Das KIT will gleiche Chancen in allen Bereichen der Forschung und Lehre für Frauen und Männer realisieren sowie Möglichkeiten zur Entwicklung und Nutzung ihrer Qualifikationen anbieten. Mit einem durchgängigen Konzept und einer Vielzahl an Maßnahmen strebt das Team für Chancengleichheit eine signifikante Erhöhung des Frauenanteils in Führungspositionen und den Ingenieurwissenschaften an. Auf der Grundlage der zwischen Bund und Land vereinbarten Eckpunkte zur Weiterentwicklung des KIT vom April 2011 kann das KIT Fragen der Gleichstellung und Chancengleichheit künftig durch eine eigene Satzung selbst und einheitlich regeln.

Personalrat

Die Aufgaben des Personalrats des KIT sind im Landespersonalvertretungsgesetz geregelt. Sie reichen von der Umsetzungskontrolle von Tarifverträgen und Dienstvereinbarungen über die Unterstützung der Eingliederung schutzbedürftiger Arbeitnehmer und Arbeitnehmerinnen bis zur Beschäftigungssicherung im Betrieb. Dem Personalrat gehören insgesamt 37 Mitglieder an: 34 Vertreter und Vertreterinnen aus der Gruppe der Beschäftigten sowie drei Vertreter aus der Gruppe der Beamten.

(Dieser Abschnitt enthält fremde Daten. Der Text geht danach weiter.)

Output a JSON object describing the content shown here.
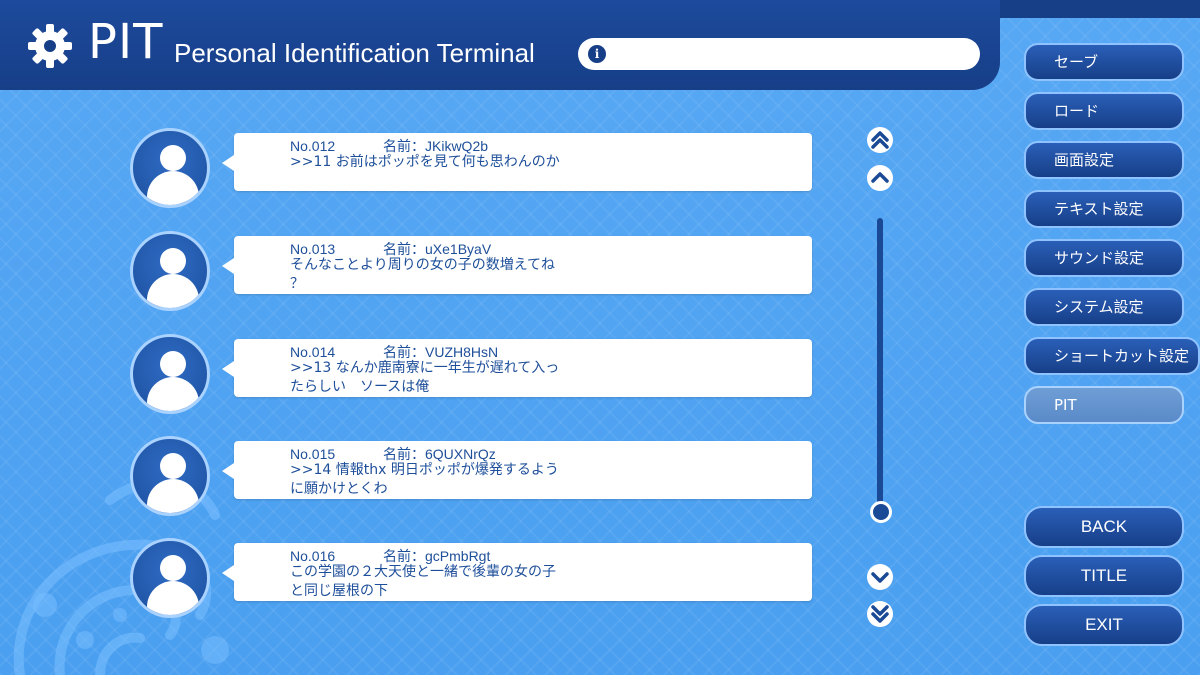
{
  "header": {
    "title": "PIT",
    "subtitle": "Personal Identification Terminal",
    "info_text": ""
  },
  "messages": [
    {
      "no": "No.012",
      "name": "名前：JKikwQ2b",
      "text": ">>11 お前はポッポを見て何も思わんのか"
    },
    {
      "no": "No.013",
      "name": "名前：uXe1ByaV",
      "text": "そんなことより周りの女の子の数増えてね\n？"
    },
    {
      "no": "No.014",
      "name": "名前：VUZH8HsN",
      "text": ">>13 なんか鹿南寮に一年生が遅れて入っ\nたらしい　ソースは俺"
    },
    {
      "no": "No.015",
      "name": "名前：6QUXNrQz",
      "text": ">>14 情報thx 明日ポッポが爆発するよう\nに願かけとくわ"
    },
    {
      "no": "No.016",
      "name": "名前：gcPmbRgt",
      "text": "この学園の２大天使と一緒で後輩の女の子\nと同じ屋根の下"
    }
  ],
  "scroll": {
    "position_fraction": 1.0
  },
  "menu": {
    "items": [
      "セーブ",
      "ロード",
      "画面設定",
      "テキスト設定",
      "サウンド設定",
      "システム設定",
      "ショートカット設定",
      "PIT"
    ],
    "active": "PIT"
  },
  "nav": {
    "back": "BACK",
    "title": "TITLE",
    "exit": "EXIT"
  },
  "icons": {
    "settings": "gear-icon",
    "info": "info-icon",
    "avatar": "user-avatar-icon",
    "scroll_top": "double-chevron-up-icon",
    "scroll_up": "chevron-up-icon",
    "scroll_down": "chevron-down-icon",
    "scroll_bottom": "double-chevron-down-icon"
  },
  "colors": {
    "header": "#173f88",
    "accent": "#1e4f9a",
    "background": "#4a9ff0"
  }
}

Schwerbehindertenvertretung

Die Schwerbehindertenvertretung  fördert die Eingliederung schwerbehinderter Menschen am KIT, vertritt ihre Interessen und steht ihnen beratend und helfend zur Seite. Außerdem unterstützt sie Beschäftigte bei Anträgen auf Feststellung einer Behinderung an die zuständige Behörde (in Baden-Württemberg die Landratsämter, ansonsten die Versorgungsämter) sowie bei Anträgen auf Gleichstellung an die Agentur für Arbeit.

Fachkräfte für Arbeitssicherheit

Die Fachkräfte für Arbeitssicherheit des KIT beraten das Präsidium sowie die Instituts-, Einrichtungs- und Projektleiter in allen Fragen des Arbeitsschutzes und der Prävention von Arbeitsunfällen.

Compliance

Das Thema Compliance - d. h. die Einhaltung gesetzlicher Bestimmungen und interner Regelungen - hat in den letzten Jahren erheblich an Bedeutung gewonnen.  Am KIT gewährleisten zahlreiche Beauftragte die konsequente Beachtung von Vorschriften in unterschiedlichen Aufgabenfeldern.